3 Base-e (WF) Representation

We have already mentioned that the optimality is to be understood statistically when all the points on the real line are chosen, but one would like to see it operationally for small integers.

We do so by leaving out the fractions and choosing the number closest to the integer being represented as is done in quantization in signal theory [19]. This WF (“without fraction”) representation is mathematically:

$$ x \approx \mathop \sum \limits_{i = 0}^{n} a_{i} e^{i} $$
(6)

with the condition that

$$ \left| {x - \mathop \sum \limits_{i = 0}^{n} a_{i} e^{i} } \right| < 0.5 $$

This actual error between x and its WF representation can be either negative or positive just as is the case in quantization.

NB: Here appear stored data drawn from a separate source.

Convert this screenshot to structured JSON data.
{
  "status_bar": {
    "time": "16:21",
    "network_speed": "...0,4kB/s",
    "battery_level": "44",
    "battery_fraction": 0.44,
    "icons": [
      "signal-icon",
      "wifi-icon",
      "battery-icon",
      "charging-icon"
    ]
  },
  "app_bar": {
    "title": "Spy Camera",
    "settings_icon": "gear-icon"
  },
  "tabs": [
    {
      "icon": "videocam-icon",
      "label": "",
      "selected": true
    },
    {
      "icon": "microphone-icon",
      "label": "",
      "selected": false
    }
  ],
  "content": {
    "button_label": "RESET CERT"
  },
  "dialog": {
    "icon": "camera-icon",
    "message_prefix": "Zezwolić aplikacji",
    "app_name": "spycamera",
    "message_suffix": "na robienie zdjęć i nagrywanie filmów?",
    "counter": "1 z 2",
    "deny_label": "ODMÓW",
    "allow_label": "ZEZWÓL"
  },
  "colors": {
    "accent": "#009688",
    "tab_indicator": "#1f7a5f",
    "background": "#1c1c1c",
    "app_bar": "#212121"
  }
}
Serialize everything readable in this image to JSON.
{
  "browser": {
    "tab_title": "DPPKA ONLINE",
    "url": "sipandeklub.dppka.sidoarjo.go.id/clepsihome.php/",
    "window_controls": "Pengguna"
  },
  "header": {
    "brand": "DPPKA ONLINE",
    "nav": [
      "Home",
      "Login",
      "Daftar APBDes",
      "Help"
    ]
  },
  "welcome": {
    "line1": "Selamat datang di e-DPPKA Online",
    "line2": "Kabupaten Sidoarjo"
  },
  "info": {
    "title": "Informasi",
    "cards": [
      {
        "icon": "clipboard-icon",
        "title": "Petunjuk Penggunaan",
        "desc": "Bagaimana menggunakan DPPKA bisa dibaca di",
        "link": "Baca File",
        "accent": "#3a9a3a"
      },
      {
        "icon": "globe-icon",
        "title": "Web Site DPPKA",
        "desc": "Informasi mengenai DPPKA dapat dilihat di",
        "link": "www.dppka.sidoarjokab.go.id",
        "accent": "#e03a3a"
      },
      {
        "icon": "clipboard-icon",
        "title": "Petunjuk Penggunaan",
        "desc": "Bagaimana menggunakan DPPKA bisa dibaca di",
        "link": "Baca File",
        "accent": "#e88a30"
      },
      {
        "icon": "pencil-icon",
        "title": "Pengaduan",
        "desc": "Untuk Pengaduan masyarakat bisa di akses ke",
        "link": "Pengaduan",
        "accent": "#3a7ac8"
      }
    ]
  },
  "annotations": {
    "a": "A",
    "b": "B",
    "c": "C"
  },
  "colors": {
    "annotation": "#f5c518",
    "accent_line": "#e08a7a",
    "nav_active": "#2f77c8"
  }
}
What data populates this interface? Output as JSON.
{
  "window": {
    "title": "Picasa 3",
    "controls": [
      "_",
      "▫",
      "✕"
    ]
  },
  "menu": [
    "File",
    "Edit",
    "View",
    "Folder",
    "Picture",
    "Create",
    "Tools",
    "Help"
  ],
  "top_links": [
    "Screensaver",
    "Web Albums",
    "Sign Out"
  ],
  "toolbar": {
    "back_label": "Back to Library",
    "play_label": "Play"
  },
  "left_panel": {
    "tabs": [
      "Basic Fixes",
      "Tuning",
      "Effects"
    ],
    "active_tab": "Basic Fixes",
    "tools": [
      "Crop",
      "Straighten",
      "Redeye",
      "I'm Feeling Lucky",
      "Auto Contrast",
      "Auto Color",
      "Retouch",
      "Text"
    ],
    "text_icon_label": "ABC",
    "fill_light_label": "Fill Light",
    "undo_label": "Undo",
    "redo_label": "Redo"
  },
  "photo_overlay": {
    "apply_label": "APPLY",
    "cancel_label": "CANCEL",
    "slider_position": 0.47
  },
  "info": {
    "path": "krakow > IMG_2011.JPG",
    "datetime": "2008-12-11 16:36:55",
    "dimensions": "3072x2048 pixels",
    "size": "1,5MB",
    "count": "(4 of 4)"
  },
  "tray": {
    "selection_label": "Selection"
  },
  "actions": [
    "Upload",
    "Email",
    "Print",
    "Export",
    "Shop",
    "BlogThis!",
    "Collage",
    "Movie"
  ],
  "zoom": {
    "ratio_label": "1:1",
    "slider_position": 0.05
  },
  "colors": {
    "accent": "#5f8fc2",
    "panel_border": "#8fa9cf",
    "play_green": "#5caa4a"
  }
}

Now, in Table 4, we compare the WF representation with representations for bases 2 and 3.

Table 4 Comparison of base-e (WF) coding against bases 2 and 3

For numbers 1 through 20, we see the lengths of the representational sequences for bases e and 3 are identical excepting for the number 8.

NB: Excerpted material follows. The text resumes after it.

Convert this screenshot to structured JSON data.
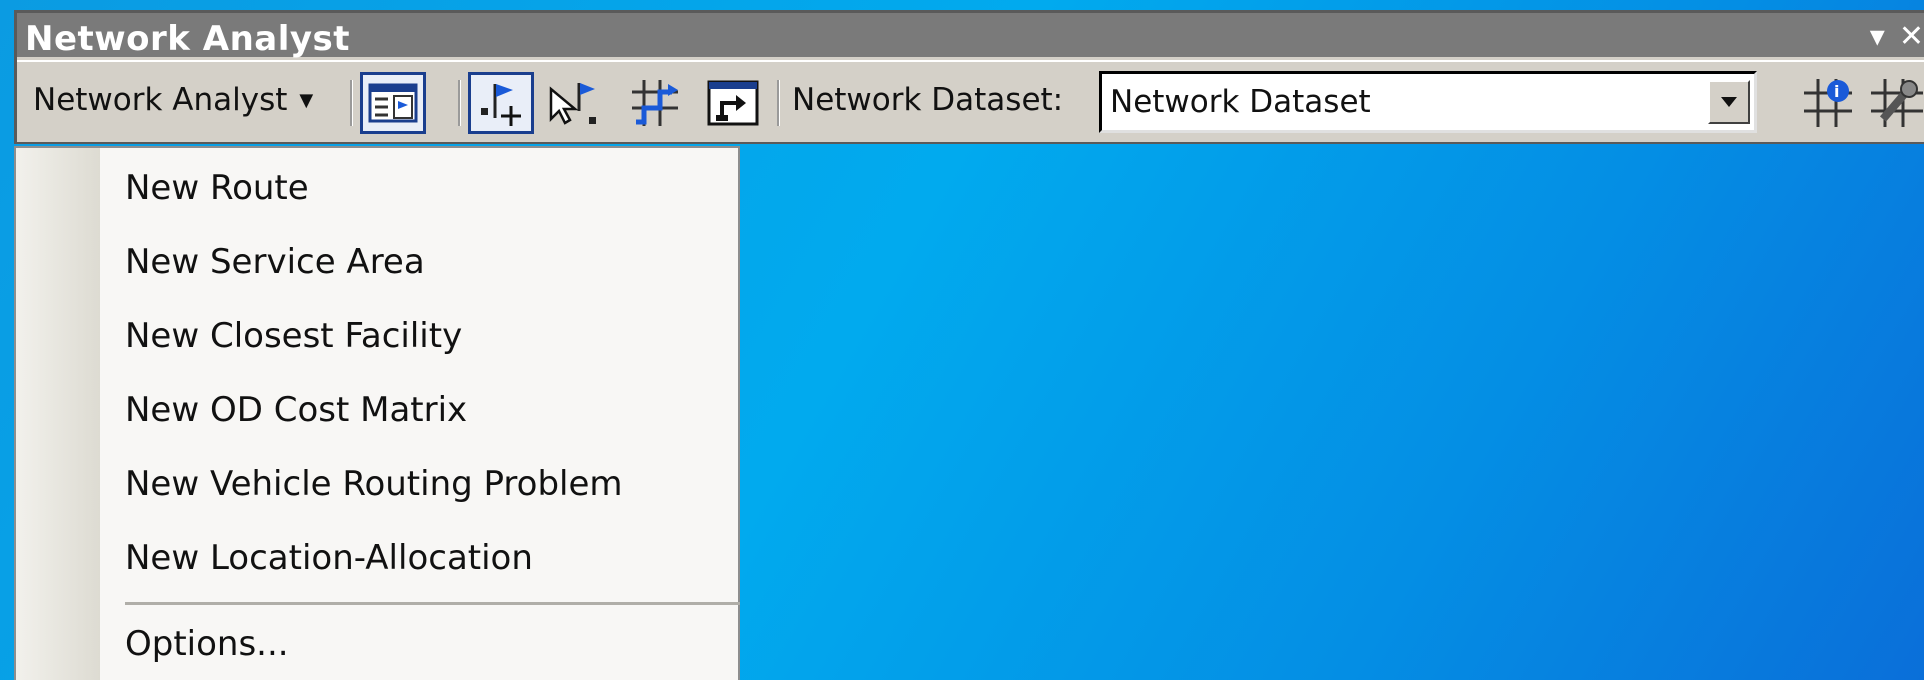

The total number of characters needed is 51 for base-e, 74 for base-2, and 50 for base-3.

Total cost for base-e: 51 × ln e = 51 nats

Total cost for base-2: 74 × ln 2 = 51.282 nats

Total cost for base-3: 50 × ln 3 = 54.93 nats

Thus, for the WF case for integers 1 through 20, base-e is superior to both the bases of 2 and 3. But as shown in an earlier paper [16], the efficiency of the bases will depend on the nearness to powers of the base and there will be numbers less than the turning point of the base where that base may be superior to the others.

4 Random Trees and Optimal Branching

We now consider trees in natural systems where in contrast to the representation of a single number as in the previous sections we look for all possible outputs associated with the system. The study of natural systems has shown a good match with heavy-tailed distributions such as Pareto distribution or the power law [24]. Such systems are approximately scale-free or self-similar. Examples of these include social networks and collaboration networks [13], many kinds of computer networks, and the internet and the web graph of the World Wide Web [20]. Preferential attachment models have been proposed as mechanisms to explain such distributions but what follows is a new approach to the problem.

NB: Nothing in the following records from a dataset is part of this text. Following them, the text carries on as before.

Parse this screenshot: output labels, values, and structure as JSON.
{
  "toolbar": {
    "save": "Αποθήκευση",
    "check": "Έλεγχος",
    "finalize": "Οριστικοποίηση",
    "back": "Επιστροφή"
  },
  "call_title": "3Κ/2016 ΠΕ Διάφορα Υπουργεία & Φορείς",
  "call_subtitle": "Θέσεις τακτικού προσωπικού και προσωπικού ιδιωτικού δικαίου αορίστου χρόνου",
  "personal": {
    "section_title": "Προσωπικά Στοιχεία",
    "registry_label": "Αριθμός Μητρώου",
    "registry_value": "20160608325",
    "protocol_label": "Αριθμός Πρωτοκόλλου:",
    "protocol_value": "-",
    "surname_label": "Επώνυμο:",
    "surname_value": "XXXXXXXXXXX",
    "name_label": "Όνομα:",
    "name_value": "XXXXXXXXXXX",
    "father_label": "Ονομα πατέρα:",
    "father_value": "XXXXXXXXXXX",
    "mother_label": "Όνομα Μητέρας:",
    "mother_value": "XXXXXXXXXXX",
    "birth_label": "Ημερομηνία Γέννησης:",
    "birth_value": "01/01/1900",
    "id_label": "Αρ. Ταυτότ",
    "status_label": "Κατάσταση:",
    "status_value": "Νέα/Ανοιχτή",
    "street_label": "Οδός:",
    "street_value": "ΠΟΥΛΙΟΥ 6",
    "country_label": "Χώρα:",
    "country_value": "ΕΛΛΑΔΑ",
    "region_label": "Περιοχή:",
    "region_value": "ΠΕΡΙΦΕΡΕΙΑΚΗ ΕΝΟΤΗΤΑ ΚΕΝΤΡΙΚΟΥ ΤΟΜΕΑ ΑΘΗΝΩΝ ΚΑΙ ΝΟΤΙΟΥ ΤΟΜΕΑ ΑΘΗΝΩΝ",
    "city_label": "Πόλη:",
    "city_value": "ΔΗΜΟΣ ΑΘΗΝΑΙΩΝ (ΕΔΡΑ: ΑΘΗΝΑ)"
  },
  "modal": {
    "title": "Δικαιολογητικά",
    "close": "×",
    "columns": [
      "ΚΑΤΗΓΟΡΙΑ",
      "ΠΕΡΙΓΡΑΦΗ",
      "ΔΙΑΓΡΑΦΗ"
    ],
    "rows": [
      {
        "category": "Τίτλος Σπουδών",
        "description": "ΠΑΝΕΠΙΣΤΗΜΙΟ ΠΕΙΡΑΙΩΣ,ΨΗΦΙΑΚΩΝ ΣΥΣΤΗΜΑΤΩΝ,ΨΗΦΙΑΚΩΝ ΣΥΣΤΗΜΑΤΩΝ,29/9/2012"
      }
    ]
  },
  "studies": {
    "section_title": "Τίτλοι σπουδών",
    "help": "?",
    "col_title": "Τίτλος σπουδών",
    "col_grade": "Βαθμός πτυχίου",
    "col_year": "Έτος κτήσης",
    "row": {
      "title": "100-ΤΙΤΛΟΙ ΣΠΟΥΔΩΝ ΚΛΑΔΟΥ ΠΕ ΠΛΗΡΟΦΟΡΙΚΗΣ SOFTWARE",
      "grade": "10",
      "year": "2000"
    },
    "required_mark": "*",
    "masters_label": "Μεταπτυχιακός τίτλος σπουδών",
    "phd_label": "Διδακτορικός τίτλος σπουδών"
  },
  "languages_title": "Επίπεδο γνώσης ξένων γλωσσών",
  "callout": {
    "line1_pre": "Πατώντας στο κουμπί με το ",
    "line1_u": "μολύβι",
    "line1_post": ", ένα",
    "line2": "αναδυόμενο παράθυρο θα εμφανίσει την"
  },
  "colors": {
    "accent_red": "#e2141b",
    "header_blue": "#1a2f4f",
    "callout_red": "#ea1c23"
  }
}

In a complex system, the branching lines from each node will be a random function [20]. When the branches are folded over, let the probabilities be represented by P(xi) for the number of aggregated branches that can take values of i that vary from 1 to n. The entropy, H(X), of the system will be:

$$ H\left( X \right) = - \mathop \sum \limits_{i} P(x_{i} ) \log P\left( {x_{i} } \right). $$
(7)

In the best case, each of these branches will have the same probability and the mapping is most efficient. We have already seen from Eq. (3) that the optimal branching number is given by e.

For unconstrained random trees, the probability of events in ranked order is proportional to \( 1/n \), where n is the rank. If a counting process is uniformly distributed over the range {1, …, S}, with random values of S, then the sum satisfies the Newcomb–Benford Law [10], \( P\left( n \right) = log_{r} \left( {1 + \frac{1}{n}} \right) \), where n is the leading digit (n ε {1,2,…, r-1}). When r = e, we have:

$$ P\left( n \right) = { \ln }\left( {1 + \frac{1}{n}} \right) $$
(8)
$$ = \frac{1}{n + 1} + \frac{1}{{2\left( {n + 1} \right)^{2} }} + \frac{1}{{3\left( {n + 1} \right)^{3} }} + \frac{1}{{4\left( {n + 1} \right)^{4} }} + \ldots $$
(9)

If the higher order terms are ignored, we have

$$ P\left( n \right) \approx \frac{k}{n} $$
(10)

where the k in the numerator is introduced to satisfy the constraint that the probability should add to 1. This is Zipf’s distribution [2, 21, 25].

Definition

. Let a counting event be a function of some aggregated property in a random tree with r branches at each level.

Theorem 2

. The number of counts N(n + 1) at level n + 1 is rN(n).

Proof

. The proof is elementary because at each level there is a r-fold branching.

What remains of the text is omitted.